Well, I wouldn't consider that the major point, but it is definitely a consideration. The problem is it doesn't really apply to cavaliers in the way she recommends. There is no way to determine if a cavalier is a 'carrier' of SM or MVD and all evidence is that almost every single CKCS, if not all, are carriers, so we are way past the point of rescuing the breed that way (as can still be done for Griffin Bruxellois, if breeders test and use protocols!). So you can't pick a 'non-carrier' to breed to. YOU HAVE TO TEST and use late onset breeding protocols. And that is the major problem with the majority of breeders: they don't, and the evidence is there that they don't. Most at best only check that a dog has no syrinx at 2.5 and evidence, as much as they don't want to hear it, is that they need to at least scan once more. Though some breeders try to blame the researchers, the genetic issue is what it is -- not wanting to pay for multiple scans or a cardiodologist or echocardiogram doesn't make the genetic issue go away, and multiple studies by multiple researchers in mixed geographies have been consistent on this issue now (despite what breeders claim in their own surveys... )! And researchers didn't make it up to vex breeders, they identified it as an issue that must be addressed in order to help breeders and the breed, or the breed is at the end of its road.

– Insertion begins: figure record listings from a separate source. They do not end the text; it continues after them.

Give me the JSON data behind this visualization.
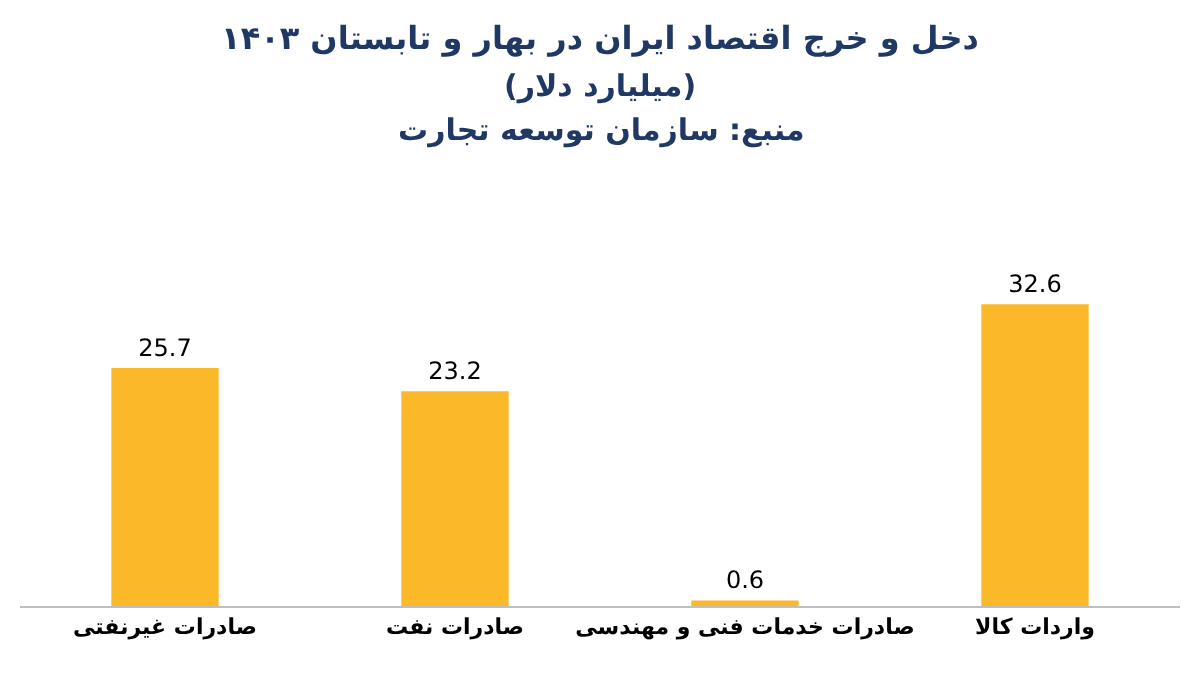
{
  "chart_data": {
    "type": "bar",
    "title": "دخل و خرج اقتصاد ایران در بهار و تابستان ۱۴۰۳",
    "subtitle": "(میلیارد دلار)",
    "annotations": [
      "منبع: سازمان توسعه تجارت"
    ],
    "categories": [
      "صادرات غیرنفتی",
      "صادرات نفت",
      "صادرات خدمات فنی و مهندسی",
      "واردات کالا"
    ],
    "values": [
      25.7,
      23.2,
      0.6,
      32.6
    ],
    "color": "#fbb829",
    "data_labels": true
  }
}
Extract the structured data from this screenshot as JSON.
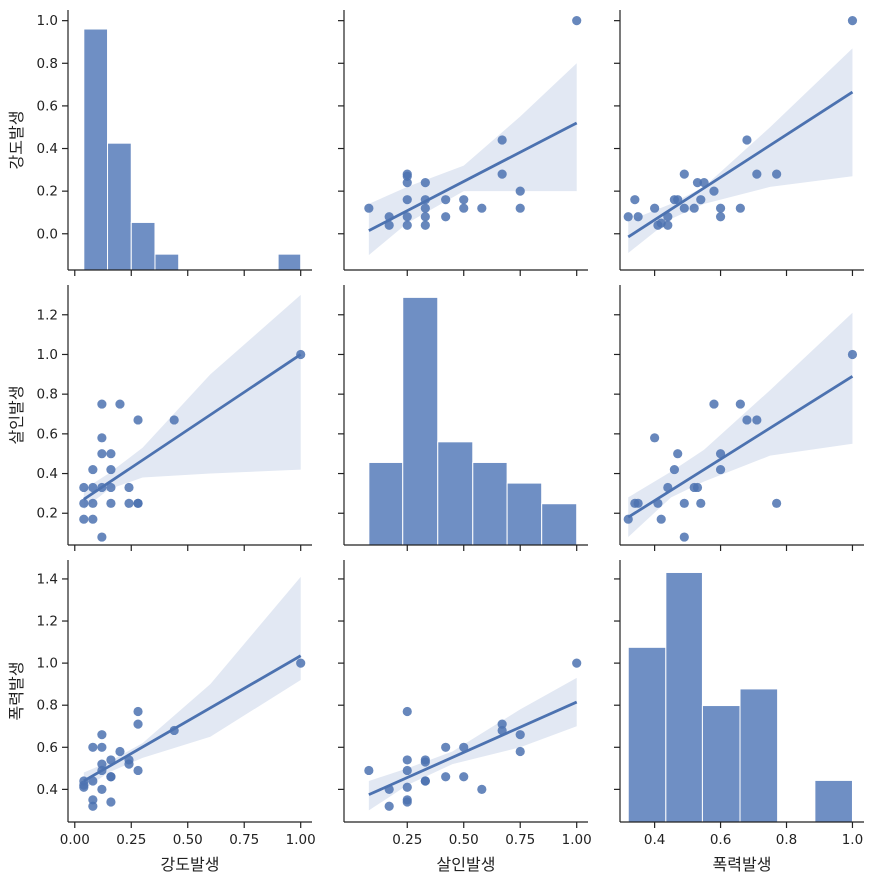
{
  "chart_data": {
    "type": "pairplot",
    "variables": [
      "강도발생",
      "살인발생",
      "폭력발생"
    ],
    "colors": {
      "point": "#4c72b0",
      "bar": "#6f8fc4",
      "band": "#e2e8f3",
      "line": "#4c72b0",
      "axis": "#222222"
    },
    "axes": {
      "강도발생": {
        "label": "강도발생",
        "range": [
          -0.03,
          1.05
        ],
        "ticks": [
          0.0,
          0.25,
          0.5,
          0.75,
          1.0
        ],
        "tick_labels": [
          "0.00",
          "0.25",
          "0.50",
          "0.75",
          "1.00"
        ]
      },
      "살인발생": {
        "label": "살인발생",
        "range": [
          -0.03,
          1.05
        ],
        "ticks": [
          0.25,
          0.5,
          0.75,
          1.0
        ],
        "tick_labels": [
          "0.25",
          "0.50",
          "0.75",
          "1.00"
        ]
      },
      "폭력발생": {
        "label": "폭력발생",
        "range": [
          0.295,
          1.035
        ],
        "ticks": [
          0.4,
          0.6,
          0.8,
          1.0
        ],
        "tick_labels": [
          "0.4",
          "0.6",
          "0.8",
          "1.0"
        ]
      }
    },
    "y_axes": [
      {
        "label": "강도발생",
        "range": [
          -0.17,
          1.05
        ],
        "ticks": [
          0.0,
          0.2,
          0.4,
          0.6,
          0.8,
          1.0
        ],
        "tick_labels": [
          "0.0",
          "0.2",
          "0.4",
          "0.6",
          "0.8",
          "1.0"
        ]
      },
      {
        "label": "살인발생",
        "range": [
          0.04,
          1.35
        ],
        "ticks": [
          0.2,
          0.4,
          0.6,
          0.8,
          1.0,
          1.2
        ],
        "tick_labels": [
          "0.2",
          "0.4",
          "0.6",
          "0.8",
          "1.0",
          "1.2"
        ]
      },
      {
        "label": "폭력발생",
        "range": [
          0.245,
          1.49
        ],
        "ticks": [
          0.4,
          0.6,
          0.8,
          1.0,
          1.2,
          1.4
        ],
        "tick_labels": [
          "0.4",
          "0.6",
          "0.8",
          "1.0",
          "1.2",
          "1.4"
        ]
      }
    ],
    "histograms": [
      {
        "variable": "강도발생",
        "bins": [
          [
            0.04,
            0.145,
            7.6
          ],
          [
            0.145,
            0.25,
            4.0
          ],
          [
            0.25,
            0.355,
            1.5
          ],
          [
            0.355,
            0.46,
            0.5
          ],
          [
            0.9,
            1.0,
            0.5
          ]
        ],
        "count_range": [
          0,
          8.2
        ]
      },
      {
        "variable": "살인발생",
        "bins": [
          [
            0.08,
            0.23,
            4.0
          ],
          [
            0.23,
            0.385,
            12.0
          ],
          [
            0.385,
            0.54,
            5.0
          ],
          [
            0.54,
            0.692,
            4.0
          ],
          [
            0.692,
            0.845,
            3.0
          ],
          [
            0.845,
            1.0,
            2.0
          ]
        ],
        "count_range": [
          0,
          12.6
        ]
      },
      {
        "variable": "폭력발생",
        "bins": [
          [
            0.32,
            0.434,
            4.2
          ],
          [
            0.434,
            0.545,
            6.0
          ],
          [
            0.545,
            0.659,
            2.8
          ],
          [
            0.659,
            0.773,
            3.2
          ],
          [
            0.886,
            1.0,
            1.0
          ]
        ],
        "count_range": [
          0,
          6.3
        ]
      }
    ],
    "scatter": [
      {
        "x": "살인발생",
        "y": "강도발생",
        "points": [
          [
            0.08,
            0.12
          ],
          [
            0.17,
            0.04
          ],
          [
            0.17,
            0.08
          ],
          [
            0.25,
            0.28
          ],
          [
            0.25,
            0.27
          ],
          [
            0.25,
            0.24
          ],
          [
            0.25,
            0.16
          ],
          [
            0.25,
            0.08
          ],
          [
            0.25,
            0.04
          ],
          [
            0.33,
            0.24
          ],
          [
            0.33,
            0.16
          ],
          [
            0.33,
            0.12
          ],
          [
            0.33,
            0.08
          ],
          [
            0.33,
            0.04
          ],
          [
            0.42,
            0.16
          ],
          [
            0.42,
            0.08
          ],
          [
            0.5,
            0.16
          ],
          [
            0.5,
            0.12
          ],
          [
            0.58,
            0.12
          ],
          [
            0.67,
            0.44
          ],
          [
            0.67,
            0.28
          ],
          [
            0.75,
            0.2
          ],
          [
            0.75,
            0.12
          ],
          [
            1.0,
            1.0
          ]
        ],
        "fit": [
          0.08,
          0.015,
          1.0,
          0.52
        ],
        "band": [
          [
            0.08,
            -0.1,
            0.14
          ],
          [
            0.25,
            0.05,
            0.22
          ],
          [
            0.5,
            0.2,
            0.32
          ],
          [
            0.75,
            0.2,
            0.55
          ],
          [
            1.0,
            0.2,
            0.8
          ]
        ]
      },
      {
        "x": "폭력발생",
        "y": "강도발생",
        "points": [
          [
            0.32,
            0.08
          ],
          [
            0.34,
            0.16
          ],
          [
            0.35,
            0.08
          ],
          [
            0.4,
            0.12
          ],
          [
            0.41,
            0.04
          ],
          [
            0.42,
            0.05
          ],
          [
            0.44,
            0.04
          ],
          [
            0.44,
            0.08
          ],
          [
            0.46,
            0.16
          ],
          [
            0.47,
            0.16
          ],
          [
            0.49,
            0.28
          ],
          [
            0.49,
            0.12
          ],
          [
            0.52,
            0.12
          ],
          [
            0.53,
            0.24
          ],
          [
            0.54,
            0.16
          ],
          [
            0.55,
            0.24
          ],
          [
            0.58,
            0.2
          ],
          [
            0.6,
            0.12
          ],
          [
            0.6,
            0.08
          ],
          [
            0.66,
            0.12
          ],
          [
            0.68,
            0.44
          ],
          [
            0.71,
            0.28
          ],
          [
            0.77,
            0.28
          ],
          [
            1.0,
            1.0
          ]
        ],
        "fit": [
          0.32,
          -0.015,
          1.0,
          0.665
        ],
        "band": [
          [
            0.32,
            -0.09,
            0.06
          ],
          [
            0.45,
            0.07,
            0.14
          ],
          [
            0.55,
            0.14,
            0.22
          ],
          [
            0.75,
            0.22,
            0.5
          ],
          [
            1.0,
            0.27,
            0.87
          ]
        ]
      },
      {
        "x": "강도발생",
        "y": "살인발생",
        "points": [
          [
            0.04,
            0.33
          ],
          [
            0.04,
            0.25
          ],
          [
            0.04,
            0.17
          ],
          [
            0.08,
            0.42
          ],
          [
            0.08,
            0.33
          ],
          [
            0.08,
            0.25
          ],
          [
            0.08,
            0.17
          ],
          [
            0.12,
            0.75
          ],
          [
            0.12,
            0.58
          ],
          [
            0.12,
            0.5
          ],
          [
            0.12,
            0.33
          ],
          [
            0.12,
            0.08
          ],
          [
            0.16,
            0.5
          ],
          [
            0.16,
            0.42
          ],
          [
            0.16,
            0.33
          ],
          [
            0.16,
            0.25
          ],
          [
            0.2,
            0.75
          ],
          [
            0.24,
            0.33
          ],
          [
            0.24,
            0.25
          ],
          [
            0.28,
            0.67
          ],
          [
            0.28,
            0.25
          ],
          [
            0.28,
            0.25
          ],
          [
            0.44,
            0.67
          ],
          [
            1.0,
            1.0
          ]
        ],
        "fit": [
          0.04,
          0.27,
          1.0,
          1.0
        ],
        "band": [
          [
            0.04,
            0.22,
            0.32
          ],
          [
            0.15,
            0.32,
            0.4
          ],
          [
            0.3,
            0.38,
            0.53
          ],
          [
            0.6,
            0.4,
            0.9
          ],
          [
            1.0,
            0.42,
            1.3
          ]
        ]
      },
      {
        "x": "폭력발생",
        "y": "살인발생",
        "points": [
          [
            0.32,
            0.17
          ],
          [
            0.34,
            0.25
          ],
          [
            0.35,
            0.25
          ],
          [
            0.4,
            0.58
          ],
          [
            0.41,
            0.25
          ],
          [
            0.42,
            0.17
          ],
          [
            0.44,
            0.33
          ],
          [
            0.46,
            0.42
          ],
          [
            0.47,
            0.5
          ],
          [
            0.49,
            0.25
          ],
          [
            0.49,
            0.08
          ],
          [
            0.52,
            0.33
          ],
          [
            0.53,
            0.33
          ],
          [
            0.54,
            0.25
          ],
          [
            0.58,
            0.75
          ],
          [
            0.6,
            0.5
          ],
          [
            0.6,
            0.42
          ],
          [
            0.66,
            0.75
          ],
          [
            0.68,
            0.67
          ],
          [
            0.71,
            0.67
          ],
          [
            0.77,
            0.25
          ],
          [
            1.0,
            1.0
          ]
        ],
        "fit": [
          0.32,
          0.18,
          1.0,
          0.89
        ],
        "band": [
          [
            0.32,
            0.08,
            0.28
          ],
          [
            0.45,
            0.28,
            0.41
          ],
          [
            0.55,
            0.36,
            0.52
          ],
          [
            0.75,
            0.49,
            0.82
          ],
          [
            1.0,
            0.55,
            1.21
          ]
        ]
      },
      {
        "x": "강도발생",
        "y": "폭력발생",
        "points": [
          [
            0.04,
            0.44
          ],
          [
            0.04,
            0.42
          ],
          [
            0.04,
            0.41
          ],
          [
            0.08,
            0.6
          ],
          [
            0.08,
            0.44
          ],
          [
            0.08,
            0.35
          ],
          [
            0.08,
            0.32
          ],
          [
            0.12,
            0.66
          ],
          [
            0.12,
            0.6
          ],
          [
            0.12,
            0.52
          ],
          [
            0.12,
            0.49
          ],
          [
            0.12,
            0.4
          ],
          [
            0.16,
            0.54
          ],
          [
            0.16,
            0.46
          ],
          [
            0.16,
            0.46
          ],
          [
            0.16,
            0.34
          ],
          [
            0.2,
            0.58
          ],
          [
            0.24,
            0.54
          ],
          [
            0.24,
            0.52
          ],
          [
            0.28,
            0.77
          ],
          [
            0.28,
            0.71
          ],
          [
            0.28,
            0.49
          ],
          [
            0.44,
            0.68
          ],
          [
            1.0,
            1.0
          ]
        ],
        "fit": [
          0.04,
          0.44,
          1.0,
          1.035
        ],
        "band": [
          [
            0.04,
            0.4,
            0.48
          ],
          [
            0.15,
            0.48,
            0.53
          ],
          [
            0.3,
            0.55,
            0.62
          ],
          [
            0.6,
            0.65,
            0.9
          ],
          [
            1.0,
            0.92,
            1.41
          ]
        ]
      },
      {
        "x": "살인발생",
        "y": "폭력발생",
        "points": [
          [
            0.08,
            0.49
          ],
          [
            0.17,
            0.32
          ],
          [
            0.17,
            0.4
          ],
          [
            0.25,
            0.77
          ],
          [
            0.25,
            0.54
          ],
          [
            0.25,
            0.49
          ],
          [
            0.25,
            0.41
          ],
          [
            0.25,
            0.35
          ],
          [
            0.25,
            0.34
          ],
          [
            0.33,
            0.54
          ],
          [
            0.33,
            0.53
          ],
          [
            0.33,
            0.44
          ],
          [
            0.33,
            0.44
          ],
          [
            0.42,
            0.6
          ],
          [
            0.42,
            0.46
          ],
          [
            0.5,
            0.6
          ],
          [
            0.5,
            0.46
          ],
          [
            0.58,
            0.4
          ],
          [
            0.67,
            0.71
          ],
          [
            0.67,
            0.68
          ],
          [
            0.75,
            0.66
          ],
          [
            0.75,
            0.58
          ],
          [
            1.0,
            1.0
          ]
        ],
        "fit": [
          0.08,
          0.375,
          1.0,
          0.815
        ],
        "band": [
          [
            0.08,
            0.3,
            0.44
          ],
          [
            0.25,
            0.42,
            0.5
          ],
          [
            0.45,
            0.52,
            0.58
          ],
          [
            0.75,
            0.6,
            0.78
          ],
          [
            1.0,
            0.7,
            0.93
          ]
        ]
      }
    ]
  }
}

Cavalier breeders have no choice but to test by a specialist, and then retest as dogs age as the majority of cavaliers will have both these problems eventually, and aim for late onset dogs. Cost cannot be an excuse not to test and know what you are breeding into your dogs (or people should just get out of the breed) -- and too many still do not even test, or retest for SM at a later point, and are then in effect breeding at least one affected dog anyway, if not two.
Simon Swift has noted that if any reasonable number breeders actually followed testing and protocol recommendations, there would have been at least some -- rather than NO -- improvement in hearts within the club breeders in the UK. The fact that there was no improvement in over a decade means hardly anyone tests or follows protocols -- despite what people say.
Breeding some dogs with small syrinxes and without clinical signs *as determined by a neurologist, not the breeder*, is part of the breeding protocol already for SM so this really isn't any big change in approach. It was already incorporated in years ago for the reasons stated in this podcast.
But ... the issue remains the majority of breeders not testing at all, not testing more than once at a young age, and/or not following breeding protocols. For all that breeders claim they are -- or tell you they are -- they aren't. It remains really hard for puppy buyers to find a single breeder in many regions who test and follow protocols. And the breed supplements from the clubs show how many breeders, including committee members and health reps, are breeding underage dogs routinely (whatever about whether any of them test their dogs).
Nonetheless I hope some of them will listen to the podcast.
PS: Would you want a puppy from an AxD litter if the odds are significantly increased that you will end up as you did so sadly with Ella? Is that risk going to be a price difference point in future? TSuch questions are going to be serious issues for puppy buyers and breeders. Maybe breeders will need to be people capable of keeping entire AxD litters to use only the As for future litters.